I didn't even know about this! The summary metrics highlighted end up being CPI Rate (1.114), Retire Stalls (0.625), Instruction Starvation (0.166) and Branch Mispredict (12.1%).

I took a look at branch mispredict, and the trace records high numbers for instructions that aren't branches or even jumps. E.g., for one very simple virtual method:

Block 1:
move byte ptr [r8+0x80], 0x1    ; BR_MISP_EXEC.ANY = 1680000
ret                             ; BR_MISP_EXEC.ANY = 1440000

Just as for profiling, am I seeing instruction skid? Possibly, is the virtual call making branches that mispredict somehow?

---

jimdempseyatthecove wrote:
Is the cost of copying the nodes to the stack (less the savings in potential TLB loads), less than the cost of the potential TLB loads (and potential extra cache loads). The only way (barring full simulation) is to profile both ways.

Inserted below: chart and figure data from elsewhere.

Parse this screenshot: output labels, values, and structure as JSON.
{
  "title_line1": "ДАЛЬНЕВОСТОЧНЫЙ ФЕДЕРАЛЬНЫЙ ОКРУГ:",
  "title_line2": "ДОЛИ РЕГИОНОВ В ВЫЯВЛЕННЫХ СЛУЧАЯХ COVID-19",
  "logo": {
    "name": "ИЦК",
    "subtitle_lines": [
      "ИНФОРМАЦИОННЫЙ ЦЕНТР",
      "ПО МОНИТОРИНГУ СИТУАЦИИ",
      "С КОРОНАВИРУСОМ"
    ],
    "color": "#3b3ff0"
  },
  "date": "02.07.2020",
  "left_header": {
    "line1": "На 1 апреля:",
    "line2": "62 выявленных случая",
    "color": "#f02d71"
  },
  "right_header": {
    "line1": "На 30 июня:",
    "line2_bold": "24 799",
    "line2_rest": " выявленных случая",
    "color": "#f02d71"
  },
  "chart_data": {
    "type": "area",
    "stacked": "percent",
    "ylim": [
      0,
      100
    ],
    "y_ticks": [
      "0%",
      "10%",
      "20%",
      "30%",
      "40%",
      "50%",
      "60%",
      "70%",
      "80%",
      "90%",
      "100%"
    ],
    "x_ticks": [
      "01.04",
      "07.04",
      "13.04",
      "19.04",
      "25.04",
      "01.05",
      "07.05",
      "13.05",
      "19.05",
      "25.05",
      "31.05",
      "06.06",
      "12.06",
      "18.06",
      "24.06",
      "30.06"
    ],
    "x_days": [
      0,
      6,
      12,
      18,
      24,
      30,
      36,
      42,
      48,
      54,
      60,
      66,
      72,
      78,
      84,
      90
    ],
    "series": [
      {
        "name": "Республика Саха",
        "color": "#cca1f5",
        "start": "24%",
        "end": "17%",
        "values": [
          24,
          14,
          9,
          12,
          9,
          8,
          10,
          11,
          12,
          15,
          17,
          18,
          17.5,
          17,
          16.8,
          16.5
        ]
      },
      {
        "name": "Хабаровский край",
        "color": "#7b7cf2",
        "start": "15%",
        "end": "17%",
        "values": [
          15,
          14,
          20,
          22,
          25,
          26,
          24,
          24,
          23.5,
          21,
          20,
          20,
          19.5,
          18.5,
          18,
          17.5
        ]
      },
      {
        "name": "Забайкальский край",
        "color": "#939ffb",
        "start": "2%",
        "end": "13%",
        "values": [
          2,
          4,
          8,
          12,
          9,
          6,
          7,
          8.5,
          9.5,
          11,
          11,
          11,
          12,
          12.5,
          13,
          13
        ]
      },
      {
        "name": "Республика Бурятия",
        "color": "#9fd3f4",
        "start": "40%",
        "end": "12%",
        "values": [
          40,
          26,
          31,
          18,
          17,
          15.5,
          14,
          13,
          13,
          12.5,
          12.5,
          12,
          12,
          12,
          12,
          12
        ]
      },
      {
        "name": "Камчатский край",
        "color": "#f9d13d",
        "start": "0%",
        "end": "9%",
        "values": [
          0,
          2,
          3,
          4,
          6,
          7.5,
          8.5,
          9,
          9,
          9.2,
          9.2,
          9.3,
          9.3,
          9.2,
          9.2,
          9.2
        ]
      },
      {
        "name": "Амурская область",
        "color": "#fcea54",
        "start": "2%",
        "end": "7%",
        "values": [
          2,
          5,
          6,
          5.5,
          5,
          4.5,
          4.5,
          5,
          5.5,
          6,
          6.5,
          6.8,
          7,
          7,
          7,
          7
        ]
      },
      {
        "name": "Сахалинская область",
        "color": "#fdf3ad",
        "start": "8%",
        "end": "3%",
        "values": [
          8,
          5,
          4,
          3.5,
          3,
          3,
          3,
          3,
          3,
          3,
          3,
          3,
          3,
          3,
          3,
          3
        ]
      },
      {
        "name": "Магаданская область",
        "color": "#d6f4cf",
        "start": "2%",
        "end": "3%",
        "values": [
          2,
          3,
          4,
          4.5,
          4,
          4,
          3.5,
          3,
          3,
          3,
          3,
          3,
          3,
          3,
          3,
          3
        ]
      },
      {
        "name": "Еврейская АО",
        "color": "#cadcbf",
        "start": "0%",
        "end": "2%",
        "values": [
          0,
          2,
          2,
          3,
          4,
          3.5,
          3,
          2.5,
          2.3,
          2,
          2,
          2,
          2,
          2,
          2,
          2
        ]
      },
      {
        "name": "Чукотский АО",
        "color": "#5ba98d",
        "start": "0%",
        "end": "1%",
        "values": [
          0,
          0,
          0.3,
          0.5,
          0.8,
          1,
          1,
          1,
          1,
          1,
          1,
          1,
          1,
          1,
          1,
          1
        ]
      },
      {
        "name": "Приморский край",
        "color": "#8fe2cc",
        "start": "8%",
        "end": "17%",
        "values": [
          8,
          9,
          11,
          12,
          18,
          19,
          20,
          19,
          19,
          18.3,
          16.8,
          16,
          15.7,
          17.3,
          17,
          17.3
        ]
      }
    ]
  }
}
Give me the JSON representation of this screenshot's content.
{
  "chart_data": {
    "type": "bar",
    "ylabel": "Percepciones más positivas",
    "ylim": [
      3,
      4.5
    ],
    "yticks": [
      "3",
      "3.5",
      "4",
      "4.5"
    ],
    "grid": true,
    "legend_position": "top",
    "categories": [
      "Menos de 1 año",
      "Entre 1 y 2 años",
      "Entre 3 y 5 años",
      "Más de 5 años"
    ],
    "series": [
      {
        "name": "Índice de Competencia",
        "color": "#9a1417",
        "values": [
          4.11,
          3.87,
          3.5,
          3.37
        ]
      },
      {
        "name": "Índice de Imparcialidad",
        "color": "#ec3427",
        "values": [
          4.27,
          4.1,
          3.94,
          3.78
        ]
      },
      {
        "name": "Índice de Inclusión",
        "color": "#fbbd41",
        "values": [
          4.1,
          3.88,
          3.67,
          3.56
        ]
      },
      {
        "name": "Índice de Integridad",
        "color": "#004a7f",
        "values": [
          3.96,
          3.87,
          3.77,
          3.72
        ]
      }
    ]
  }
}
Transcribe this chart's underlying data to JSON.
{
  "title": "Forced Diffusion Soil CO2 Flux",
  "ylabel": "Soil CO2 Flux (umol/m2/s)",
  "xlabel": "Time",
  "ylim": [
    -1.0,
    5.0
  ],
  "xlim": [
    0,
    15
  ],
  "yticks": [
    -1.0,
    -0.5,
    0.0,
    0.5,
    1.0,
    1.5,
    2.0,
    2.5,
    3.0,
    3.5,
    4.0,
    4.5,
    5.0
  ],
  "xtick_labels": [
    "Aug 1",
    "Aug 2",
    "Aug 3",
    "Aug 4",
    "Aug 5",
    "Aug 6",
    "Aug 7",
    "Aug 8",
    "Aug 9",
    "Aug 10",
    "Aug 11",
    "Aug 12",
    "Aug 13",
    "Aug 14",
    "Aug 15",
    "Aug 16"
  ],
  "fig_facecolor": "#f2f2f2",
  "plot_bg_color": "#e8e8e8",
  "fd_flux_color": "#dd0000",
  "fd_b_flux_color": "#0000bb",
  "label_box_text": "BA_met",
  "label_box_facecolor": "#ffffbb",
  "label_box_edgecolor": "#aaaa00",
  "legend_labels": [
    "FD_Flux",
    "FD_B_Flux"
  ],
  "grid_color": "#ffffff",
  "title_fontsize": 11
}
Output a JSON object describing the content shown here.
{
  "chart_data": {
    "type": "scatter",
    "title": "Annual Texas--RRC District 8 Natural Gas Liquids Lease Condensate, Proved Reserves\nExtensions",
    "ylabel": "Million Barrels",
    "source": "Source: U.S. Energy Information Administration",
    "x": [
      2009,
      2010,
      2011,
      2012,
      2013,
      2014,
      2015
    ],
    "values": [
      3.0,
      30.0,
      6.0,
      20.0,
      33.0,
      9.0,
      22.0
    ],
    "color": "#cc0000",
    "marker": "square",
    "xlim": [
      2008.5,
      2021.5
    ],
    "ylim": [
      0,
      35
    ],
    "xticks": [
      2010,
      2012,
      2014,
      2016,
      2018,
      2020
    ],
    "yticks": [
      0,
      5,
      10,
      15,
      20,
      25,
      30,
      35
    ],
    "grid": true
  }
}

To investigate this, I implemented different versions of the nodes and profiled all of them. The tree is initially constructed from 80-byte nodes, and can then be converted to 64-byte packed nodes (the version given in my original posts). I also made a version that's 16 bytes and uses tons of nasty fixed point. I've attached these to this post, in-case anyone wants to look at them.

For comparison, I also tested a tweak of the 64-byte node that has 16 padding bytes (making it 80 bytes also). I tested all of these in conjunction with your above suggestion to load on the stack. Here are the results summarized on a small test case:

                            Pointers, Copy to stack
Simple  (80    byte nodes):  6.903s,   6.875s
Packed  (64    byte nodes): 10.275s,  10.272s
Packed  (64+16 byte nodes): 10.152s,  10.284s
FixedPt (16    byte nodes):  7.446s,   7.265s

The fixed-point node type seems to be slower due to its complex (and relatively unoptimized) implementation. Also, due to the fixed-point inaccuracies, the traversal must touch slightly more. However, not me nor anyone in my lab can explain why the 64 and 64+16 byte packed nodes are slowest.

The 64-byte packed node type should be thought of as a very simple modification of the 80-byte node. In the 80-byte node, there are two 8-byte indices. In the 64-byte version, these are instead both 6-byte indices, split into 4-byte and 2-byte pieces and stored into some padding bytes. To unpack an index is just a `<<` and an `|`:

static_cast<size_t>( static_cast<uint64_t>(index_child0_lower) | (static_cast<uint64_t>(index_child0_upper)<<32) );

I compared profiles of both the 80-byte and (64+16)-byte nodes, and the slowdowns were in the same places—just bigger for the (64+16)-byte one.

jimdempseyatthecove wrote:
An additional alternative is to allocate your nodes as an array of these nodes (as a private heap of these nodes) as opposed of obtaining the nodes individually via new.

I already do this. C.f.:

ian m. wrote:
I have arranged the nodes to be flat in-memory. Also, the child that is most likely to be chosen in the traversal (one can tell in-advance) immediately follows its parent, to make maximal use of continuous-access hardware prefetching.

Might putting nodes consecutively be a bad idea? Cache bank conflicts or something? It would be difficult to interleave the tree's children, but perhaps it could be done, particularly for the 80-byte or 64-byte types.

Thanks,

jimdempseyatthecove · ‎11-05-2017

Bear in mind that I do not fully understand the problem at hand...

Have you considered examining the nature of your "key" data, I guess this might be the bound variables, such that you can replace the tree structure with a hash table?

Jim Dempsey

Ian_Mallett · ‎11-06-2017

Yeah, unfortunately that won't work: the tree, a BVH, is effectively a binary search tree. The queries and nodes both have geometric meaning, so hashing saliently becomes difficult. FWIW spatial hashing for this problem domain has been tried by others, but it doesn't end up working very well.